“Muitas ciganas dizem que ‘feminismo é palavra não cigana’, mas lutam pelo fim dos casamentos forçados e pelo acesso à educação”, conta nossa nova colunista Rebecca Souza
(AzMina, 19/07/2017 – acesse no site de origem)
título deste meu texto pode causar surpresa. A mesma surpresa que constantemente interlocutores têm ao saber de minha origem étnica.
Meu nome é Rebecca Souza, tenho 31 anos, e sou uma mulher de etnia cigana. Para mim, não há uma “identidade” cigana: cigana é o que eu sou, com calças ou roupas tradicionais do meu povo. Eu também sou da vertente do feminismo descolonial, a vertente latino americana feminista que tenta romper com o eurocentrismo, e que diz nos debates: ‘eu falo por mim mesma!’
Quando digo que sou uma cigana e feminista, a primeira pergunta que recebo é: existe feminismo cigano?
Sei que em muitos países europeus, onde há uma grande comunidade cigana, há um ensaio tímido de uma vertente assim. Contudo, mesmo esse ensaio está rendendo frutos como a eleição de uma congressista cigana na Suécia, Soraya Post. Ela não é apenas uma cigana feminista, mas também foi escolhida pelo partido “Iniciativa Feminista” sueco.
Não podemos esquecer o sentimento anti-cigano, que é muito forte em países europeus. Pelo menos sete deles têm leis rigorosas contra pessoas da minha origem étnica. Há países membros da Organização das Nações Unidas (ONU) que choram seus mortos da Segunda Guerra Mundial mas continuam a negar o “Holocausto Cigano”.
Aqui no Brasil e em muitos países da América Latina, os ciganos estão intimamente ligados ao misticismo. Explicar às pessoas que somos um grupo étnico e não uma religião é sempre um obstáculo que obscurece a principal luta: que somos um povo perseguido e nossas mulheres estão em risco.
Eu sempre digo em minhas palestras que xenofobia é também a violência de gênero.
Qualquer mulher de minoria étnica e racial corre o risco de ser violada duas vezes: por ser dessa minoria e por ser mulher.
Nossa roupa é celebrada como “moda alternativa”, porém, em nós, ela vira motivo de desconfiança, e faz com que sejamos hostilizadas. Criam-se “academias de danças ciganas” enquanto nossos acampamentos são alvo de vandalismo. Comemoram-se festas com temáticas ciganas enquanto quase metade dos nossos são semianalfabetos.

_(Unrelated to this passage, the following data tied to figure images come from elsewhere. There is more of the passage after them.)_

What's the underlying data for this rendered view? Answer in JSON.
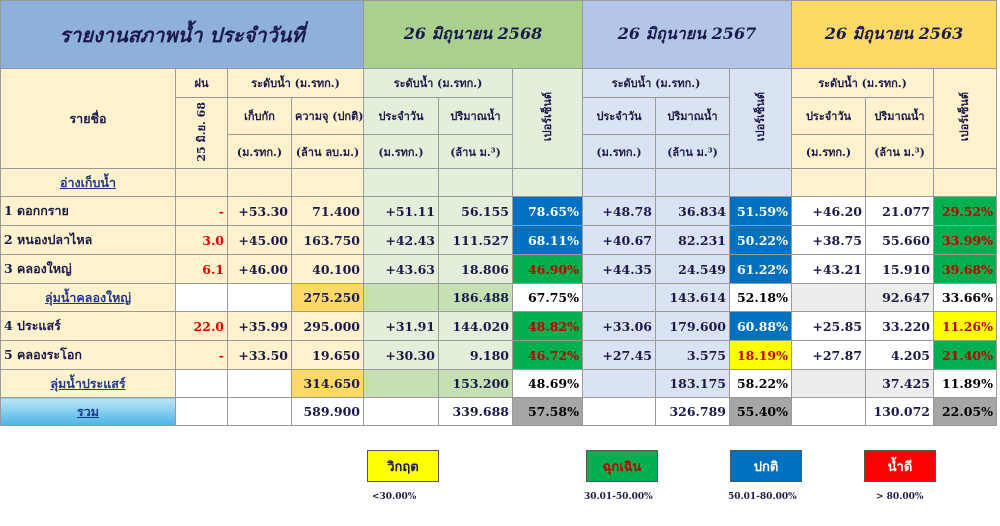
{
  "header": {
    "title": "รายงานสภาพน้ำ ประจำวันที่",
    "year1": "26 มิถุนายน 2568",
    "year2": "26 มิถุนายน 2567",
    "year3": "26 มิถุนายน 2563"
  },
  "columns": {
    "name": "รายชื่อ",
    "rain": "ฝน",
    "rain_date": "25 มิ.ย. 68",
    "level_group": "ระดับน้ำ (ม.รทก.)",
    "storage": "เก็บกัก",
    "capacity": "ความจุ (ปกติ)",
    "mrtg": "(ม.รทก.)",
    "mcm": "(ล้าน ลบ.ม.)",
    "daily": "ประจำวัน",
    "volume": "ปริมาณน้ำ",
    "volume_unit": "(ล้าน ม.³)",
    "percent": "เปอร์เซ็นต์"
  },
  "section_title": "อ่างเก็บน้ำ",
  "rows": [
    {
      "name": "1 ดอกกราย",
      "rain": "-",
      "storage": "+53.30",
      "capacity": "71.400",
      "y1_level": "+51.11",
      "y1_vol": "56.155",
      "y1_pct": "78.65%",
      "y2_level": "+48.78",
      "y2_vol": "36.834",
      "y2_pct": "51.59%",
      "y3_level": "+46.20",
      "y3_vol": "21.077",
      "y3_pct": "29.52%"
    },
    {
      "name": "2 หนองปลาไหล",
      "rain": "3.0",
      "storage": "+45.00",
      "capacity": "163.750",
      "y1_level": "+42.43",
      "y1_vol": "111.527",
      "y1_pct": "68.11%",
      "y2_level": "+40.67",
      "y2_vol": "82.231",
      "y2_pct": "50.22%",
      "y3_level": "+38.75",
      "y3_vol": "55.660",
      "y3_pct": "33.99%"
    },
    {
      "name": "3 คลองใหญ่",
      "rain": "6.1",
      "storage": "+46.00",
      "capacity": "40.100",
      "y1_level": "+43.63",
      "y1_vol": "18.806",
      "y1_pct": "46.90%",
      "y2_level": "+44.35",
      "y2_vol": "24.549",
      "y2_pct": "61.22%",
      "y3_level": "+43.21",
      "y3_vol": "15.910",
      "y3_pct": "39.68%"
    },
    {
      "name": "ลุ่มน้ำคลองใหญ่",
      "capacity": "275.250",
      "y1_vol": "186.488",
      "y1_pct": "67.75%",
      "y2_vol": "143.614",
      "y2_pct": "52.18%",
      "y3_vol": "92.647",
      "y3_pct": "33.66%"
    },
    {
      "name": "4 ประแสร์",
      "rain": "22.0",
      "storage": "+35.99",
      "capacity": "295.000",
      "y1_level": "+31.91",
      "y1_vol": "144.020",
      "y1_pct": "48.82%",
      "y2_level": "+33.06",
      "y2_vol": "179.600",
      "y2_pct": "60.88%",
      "y3_level": "+25.85",
      "y3_vol": "33.220",
      "y3_pct": "11.26%"
    },
    {
      "name": "5 คลองระโอก",
      "rain": "-",
      "storage": "+33.50",
      "capacity": "19.650",
      "y1_level": "+30.30",
      "y1_vol": "9.180",
      "y1_pct": "46.72%",
      "y2_level": "+27.45",
      "y2_vol": "3.575",
      "y2_pct": "18.19%",
      "y3_level": "+27.87",
      "y3_vol": "4.205",
      "y3_pct": "21.40%"
    },
    {
      "name": "ลุ่มน้ำประแสร์",
      "capacity": "314.650",
      "y1_vol": "153.200",
      "y1_pct": "48.69%",
      "y2_vol": "183.175",
      "y2_pct": "58.22%",
      "y3_vol": "37.425",
      "y3_pct": "11.89%"
    },
    {
      "name": "รวม",
      "capacity": "589.900",
      "y1_vol": "339.688",
      "y1_pct": "57.58%",
      "y2_vol": "326.789",
      "y2_pct": "55.40%",
      "y3_vol": "130.072",
      "y3_pct": "22.05%"
    }
  ],
  "legend": [
    {
      "label": "วิกฤต",
      "range": "<30.00%",
      "color": "#ffff00"
    },
    {
      "label": "ฉุกเฉิน",
      "range": "30.01-50.00%",
      "color": "#00b050"
    },
    {
      "label": "ปกติ",
      "range": "50.01-80.00%",
      "color": "#0070c0"
    },
    {
      "label": "น้ำดี",
      "range": "> 80.00%",
      "color": "#ff0000"
    }
  ]
}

O fetiche sobre nós é forte. Olhe em sua lembranças: naturalmente, cigano é sinônimo de “Carmen”, a cigana sedutora e infiel. Mesmo na cultura popular infantil, “O Corcunda de Notre Dame”, exibido pela Disney em 1996, é um exemplo. Enquanto as outras princesas têm uma imagem delicada e até mesmo uma virgindade implícita, Esmeralda, a cigana, é pintada como uma mulher sensual, que seduz e enfeitiça com sua dança, fazendo com que os homens santos e piedosos da igreja e todos os “homens bons” caiam em pecado. Tudo isso ligado à imagem de uma menina de 16 anos – a idade do personagem na obra de Víctor Hugo.
Eu sempre digo que Esmeralda é o maior símbolo do ódio contra nós, mulheres ciganas, e por isso um feminismo que fale de nossas demandas é necessário. Entretanto, se não há feminismo cigano, então como lutam as mulheres ciganas?
De um tempo pra cá começamos a nos organizar e cada vez mais falamos sobre os direitos individuais.
Em muitos lugares existem “associações de mulheres ciganas”, que lutam por seu direito à dignidade. Algumas mais tradicionalistas, outras reconhecidamente feministas. Ciganas como a já citada Soraya Post, Rita Iznov (relatora da ONU de direitos humanos) e outras estão ocupando posições cada vez mais visíveis.
Muitas mulheres ciganas dizem que “feminismo é palavra de payo (não-ciganos)”, mas mesmo assim elas lutam pelo fim dos casamentos forçados para as nossas meninas, pelo acesso à educação e pelo direito de viver sua sexualidade sem “véus de pureza”. Isso é feminismo mesmo que elas nunca tenham lido Simone de Beauvoir, mesmo que não estejam em universidades ou em lugares acadêmicos, mesmo que não participem de marchas ou coletivos feministas.
Mas, afinal, quais organizações feministas estarão abertas para as mulheres ciganas, muçulmanas ou indígenas, sem jogar o seu olhar colonizador, sem abanar suas cabeças e proferir: ‘eu sei o que é melhor para você’?
Nós podemos e devemos falar da legalização do aborto, mas quando falamos de mulheres de minorias étnicas que sofrem esterilização em alguns países ou que não têm nenhum acesso a tratamentos obstétricos de qualidade? Muitos dizem que véu é submissão, mas esquecem que ele pode ser também resistência.
Por outro lado, muitos nos acolhem quando nosso próprio povo perde sua antiga identidade matriarcal, em que havia velhas e sábias mulheres que se reuniam em tendas em noites de lua cheia, e substituem nossas Deusas Negras por uma santa da igreja. Vivemos uma perda de identidade que apóia cada vez mais o cristianismo, principalmente em igrejas protestantes, que se introduzem e demonizam as nossas raízes.
Curiosamente, mesmo sendo usurpados de nossos direitos identitários somos orgulhosos de nossas raízes e nossas crenças, porque também somos de um povo que a cada século se reinventa. Dizemos que “nossa pátria é onde nossos pés caminham”. Para muitas mulheres ciganas, nosso país, neste momento, são as áreas em que caminhamos por direitos.
Rebecca Souza é feminista Descolonial e mulher de etnia cigana que vive no norte do Brasil. É ativista de direitos humanos e foi considerada “jovem mulher líder” pelas Nações Unidas. Foi do Grupo Assessor da Sociedade Civil da Onu Mulheres, é sacerdotisa de bruxaria tradicional e nas horas vagas se apresenta como dançarina de dança do ventre.